Amber Heard in Depp v. Heard

Thus, Depp v. Heard’s structure follows this general pattern: (1) footage of the trial that undercuts Heard’s allegations of abuse;( 2) intertitles that advise of an immediate and hostile response (to Heard) on social media; followed by (3) viral videos or posts; and (4) some “expert” opinion reinforcing the premise that social media made everything unfair for Heard.

This formula is repeated on a number of occasions.

Another critical and unsavory ingredient of Cooper’s documentary is the unproven allegation—intended to “nullify” the verdict—that Depp’s team organized a massive, underhanded social media campaign to help his trial prospects and that the jury violated their oath and used social media during the trial and were influenced by it.

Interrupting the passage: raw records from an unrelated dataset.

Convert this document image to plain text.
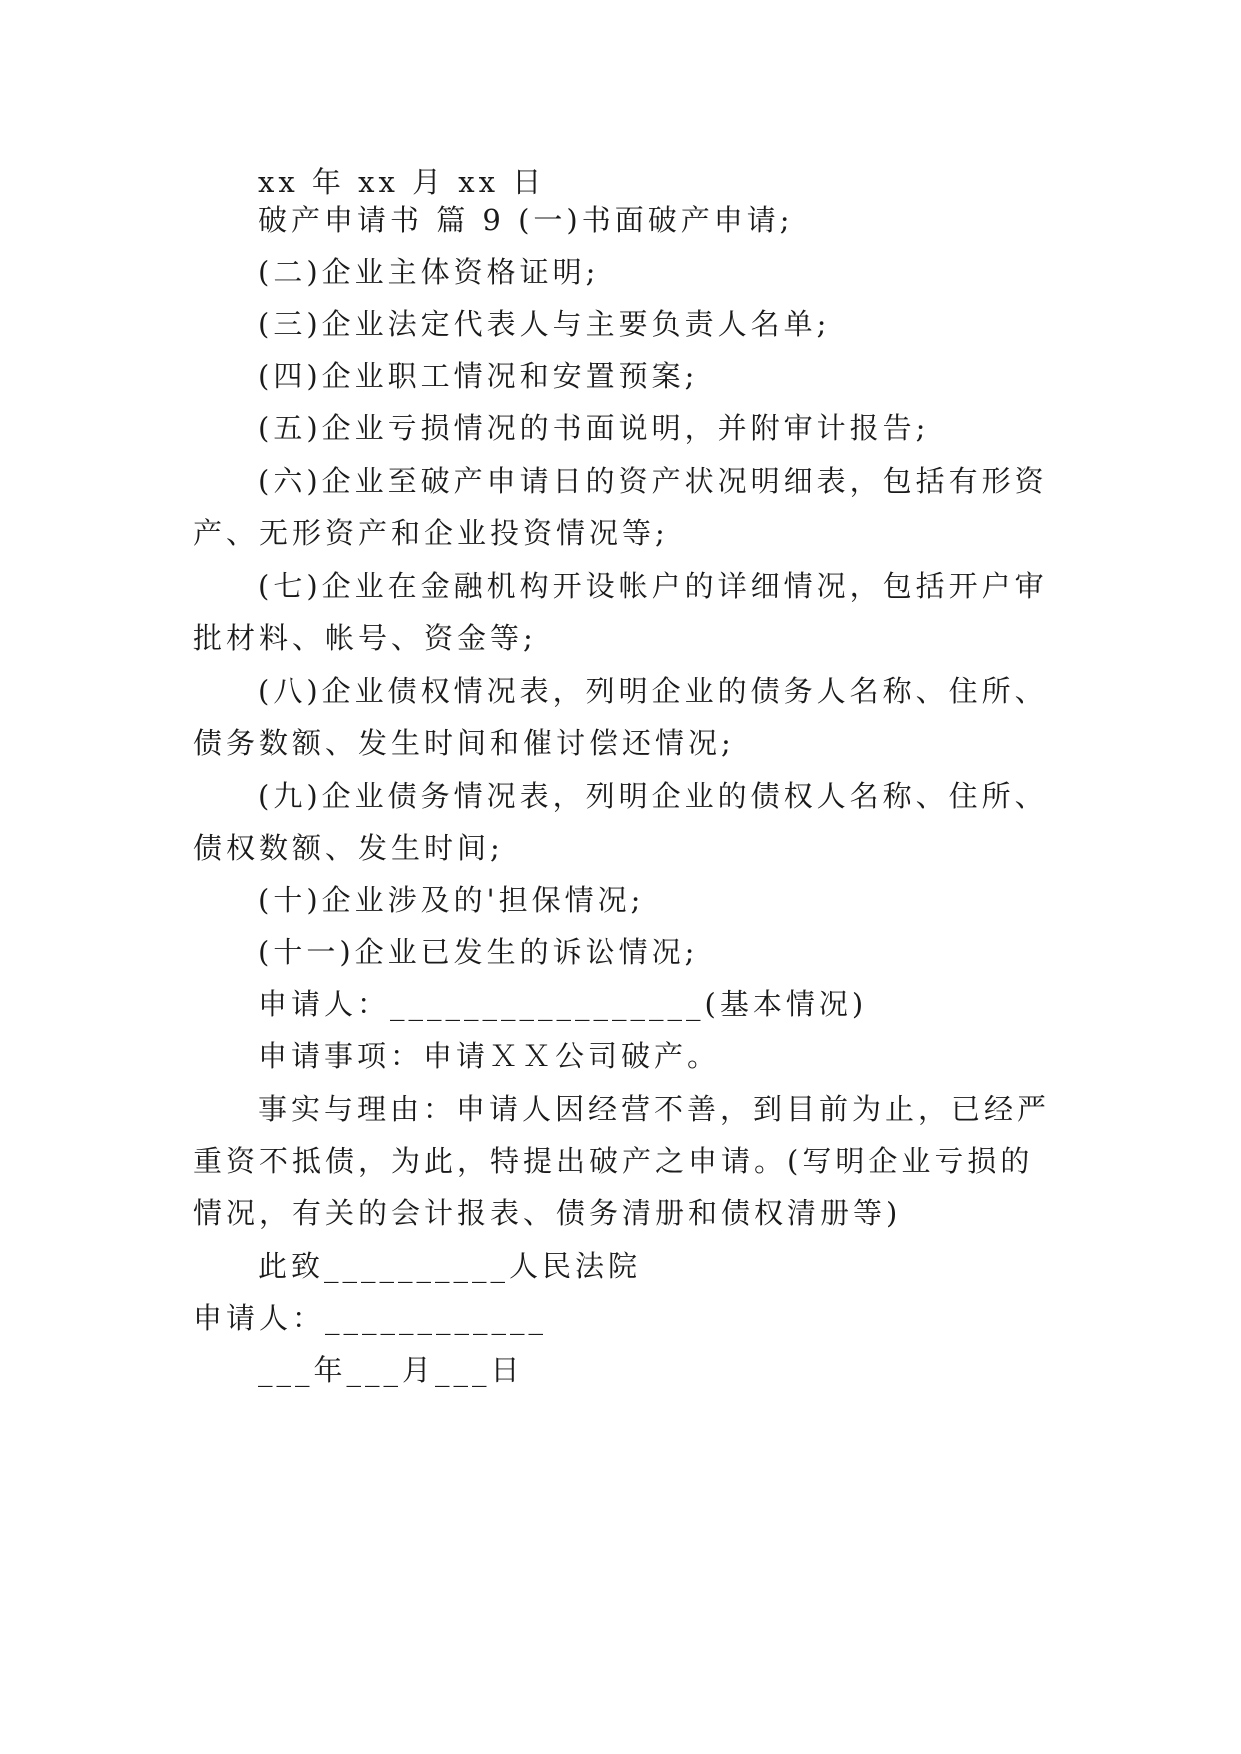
xx 年 xx 月 xx 日
破产申请书 篇 9 (一)书面破产申请;
(二)企业主体资格证明;
(三)企业法定代表人与主要负责人名单;
(四)企业职工情况和安置预案;
(五)企业亏损情况的书面说明，并附审计报告;
(六)企业至破产申请日的资产状况明细表，包括有形资
产、无形资产和企业投资情况等;
(七)企业在金融机构开设帐户的详细情况，包括开户审
批材料、帐号、资金等;
(八)企业债权情况表，列明企业的债务人名称、住所、
债务数额、发生时间和催讨偿还情况;
(九)企业债务情况表，列明企业的债权人名称、住所、
债权数额、发生时间;
(十)企业涉及的'担保情况;
(十一)企业已发生的诉讼情况;
申请人：_________________(基本情况)
申请事项：申请ＸＸ公司破产。
事实与理由：申请人因经营不善，到目前为止，已经严
重资不抵债，为此，特提出破产之申请。(写明企业亏损的
情况，有关的会计报表、债务清册和债权清册等)
此致__________人民法院
申请人：____________
___年___月___日
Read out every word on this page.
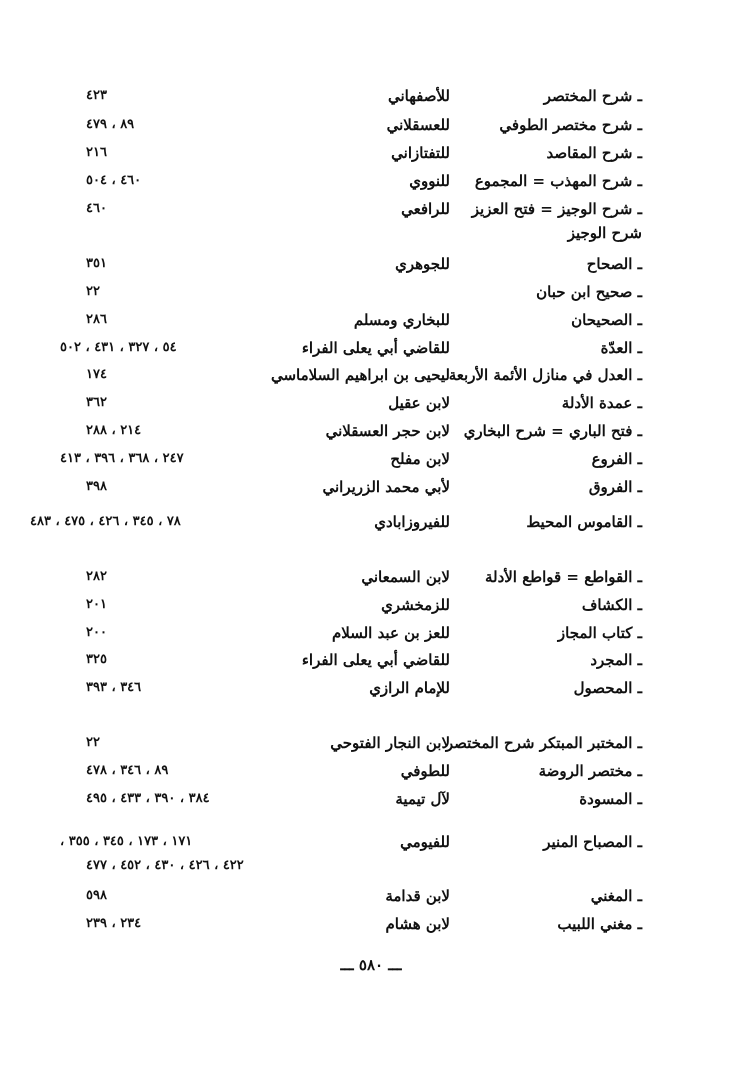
ـ شرح المختصر
للأصفهاني
٤٢٣
ـ شرح مختصر الطوفي
للعسقلاني
٨٩ ، ٤٧٩
ـ شرح المقاصد
للتفتازاني
٢١٦
ـ شرح المهذب = المجموع
للنووي
٤٦٠ ، ٥٠٤
ـ شرح الوجيز = فتح العزيز
للرافعي
٤٦٠
شرح الوجيز
ـ الصحاح
للجوهري
٣٥١
ـ صحيح ابن حبان
٢٢
ـ الصحيحان
للبخاري ومسلم
٢٨٦
ـ العدّة
للقاضي أبي يعلى الفراء
٥٤ ، ٣٢٧ ، ٤٣١ ، ٥٠٢
ـ العدل في منازل الأئمة الأربعة
ليحيى بن ابراهيم السلاماسي
١٧٤
ـ عمدة الأدلة
لابن عقيل
٣٦٢
ـ فتح الباري = شرح البخاري
لابن حجر العسقلاني
٢١٤ ، ٢٨٨
ـ الفروع
لابن مفلح
٢٤٧ ، ٣٦٨ ، ٣٩٦ ، ٤١٣
ـ الفروق
لأبي محمد الزريراني
٣٩٨
ـ القاموس المحيط
للفيروزابادي
٧٨ ، ٣٤٥ ، ٤٢٦ ، ٤٧٥ ، ٤٨٣
ـ القواطع = قواطع الأدلة
لابن السمعاني
٢٨٢
ـ الكشاف
للزمخشري
٢٠١
ـ كتاب المجاز
للعز بن عبد السلام
٢٠٠
ـ المجرد
للقاضي أبي يعلى الفراء
٣٢٥
ـ المحصول
للإمام الرازي
٣٤٦ ، ٣٩٣
ـ المختبر المبتكر شرح المختصر
لابن النجار الفتوحي
٢٢
ـ مختصر الروضة
للطوفي
٨٩ ، ٣٤٦ ، ٤٧٨
ـ المسودة
لآل تيمية
٣٨٤ ، ٣٩٠ ، ٤٣٣ ، ٤٩٥
ـ المصباح المنير
للفيومي
١٧١ ، ١٧٣ ، ٣٤٥ ، ٣٥٥ ،
٤٢٢ ، ٤٢٦ ، ٤٣٠ ، ٤٥٢ ، ٤٧٧
ـ المغني
لابن قدامة
٥٩٨
ـ مغني اللبيب
لابن هشام
٢٣٤ ، ٢٣٩
ـــ ٥٨٠ ـــ
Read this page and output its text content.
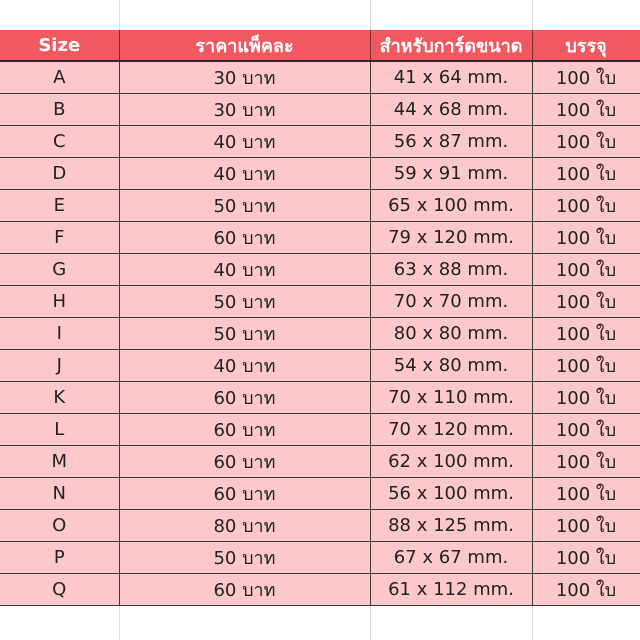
Size	ราคาแพ็คละ	สำหรับการ์ดขนาด	บรรจุ
A	30 บาท	41 x 64 mm.	100 ใบ
B	30 บาท	44 x 68 mm.	100 ใบ
C	40 บาท	56 x 87 mm.	100 ใบ
D	40 บาท	59 x 91 mm.	100 ใบ
E	50 บาท	65 x 100 mm.	100 ใบ
F	60 บาท	79 x 120 mm.	100 ใบ
G	40 บาท	63 x 88 mm.	100 ใบ
H	50 บาท	70 x 70 mm.	100 ใบ
I	50 บาท	80 x 80 mm.	100 ใบ
J	40 บาท	54 x 80 mm.	100 ใบ
K	60 บาท	70 x 110 mm.	100 ใบ
L	60 บาท	70 x 120 mm.	100 ใบ
M	60 บาท	62 x 100 mm.	100 ใบ
N	60 บาท	56 x 100 mm.	100 ใบ
O	80 บาท	88 x 125 mm.	100 ใบ
P	50 บาท	67 x 67 mm.	100 ใบ
Q	60 บาท	61 x 112 mm.	100 ใบ
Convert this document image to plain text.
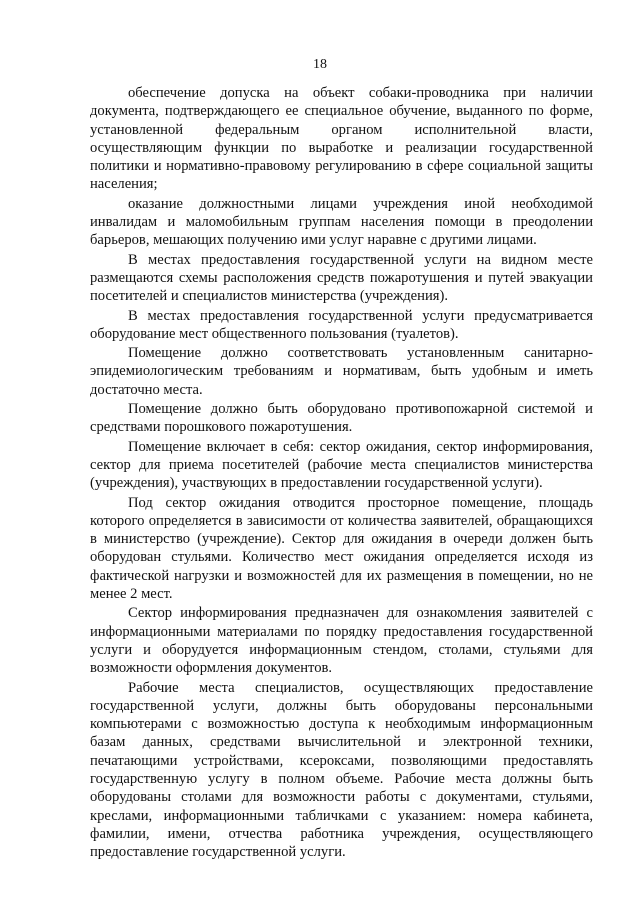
18

обеспечение допуска на объект собаки-проводника при наличии документа, подтверждающего ее специальное обучение, выданного по форме, установленной федеральным органом исполнительной власти, осуществляющим функции по выработке и реализации государственной политики и нормативно-правовому регулированию в сфере социальной защиты населения;

оказание должностными лицами учреждения иной необходимой инвалидам и маломобильным группам населения помощи в преодолении барьеров, мешающих получению ими услуг наравне с другими лицами.

В местах предоставления государственной услуги на видном месте размещаются схемы расположения средств пожаротушения и путей эвакуации посетителей и специалистов министерства (учреждения).

В местах предоставления государственной услуги предусматривается оборудование мест общественного пользования (туалетов).

Помещение должно соответствовать установленным санитарно-эпидемиологическим требованиям и нормативам, быть удобным и иметь достаточно места.

Помещение должно быть оборудовано противопожарной системой и средствами порошкового пожаротушения.

Помещение включает в себя: сектор ожидания, сектор информирования, сектор для приема посетителей (рабочие места специалистов министерства (учреждения), участвующих в предоставлении государственной услуги).

Под сектор ожидания отводится просторное помещение, площадь которого определяется в зависимости от количества заявителей, обращающихся в министерство (учреждение). Сектор для ожидания в очереди должен быть оборудован стульями. Количество мест ожидания определяется исходя из фактической нагрузки и возможностей для их размещения в помещении, но не менее 2 мест.

Сектор информирования предназначен для ознакомления заявителей с информационными материалами по порядку предоставления государственной услуги и оборудуется информационным стендом, столами, стульями для возможности оформления документов.

Рабочие места специалистов, осуществляющих предоставление государственной услуги, должны быть оборудованы персональными компьютерами с возможностью доступа к необходимым информационным базам данных, средствами вычислительной и электронной техники, печатающими устройствами, ксероксами, позволяющими предоставлять государственную услугу в полном объеме. Рабочие места должны быть оборудованы столами для возможности работы с документами, стульями, креслами, информационными табличками с указанием: номера кабинета, фамилии, имени, отчества работника учреждения, осуществляющего предоставление государственной услуги.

As the third and final episode of Depp v. Heard draws to a close, attorney Melcher’s voice emerges over another collage of footage and images: “The thing is about justice is, it’s not about the truth, it’s not about right or wrong. It’s about what the judge and jury believes [sic].” Not a bad summary of the method of #MeToo!

What can one say about such a “documentary?” 

Largely devoid of artistic merit, it expresses upper-middle-class frustration as the #MeToo campaign—a centerpiece of the Democratic Party—has faltered. The film’s hatred for social media echoes the television news media’s contempt for blogs and internet news sources years ago. People need to be told what to think by broadcast news pundits and other “gatekeepers”!

More generally, the hostility toward social media reflects deep fear that a means of “changing the discussion” from social class to gender will now fall on deaf ears, or worse.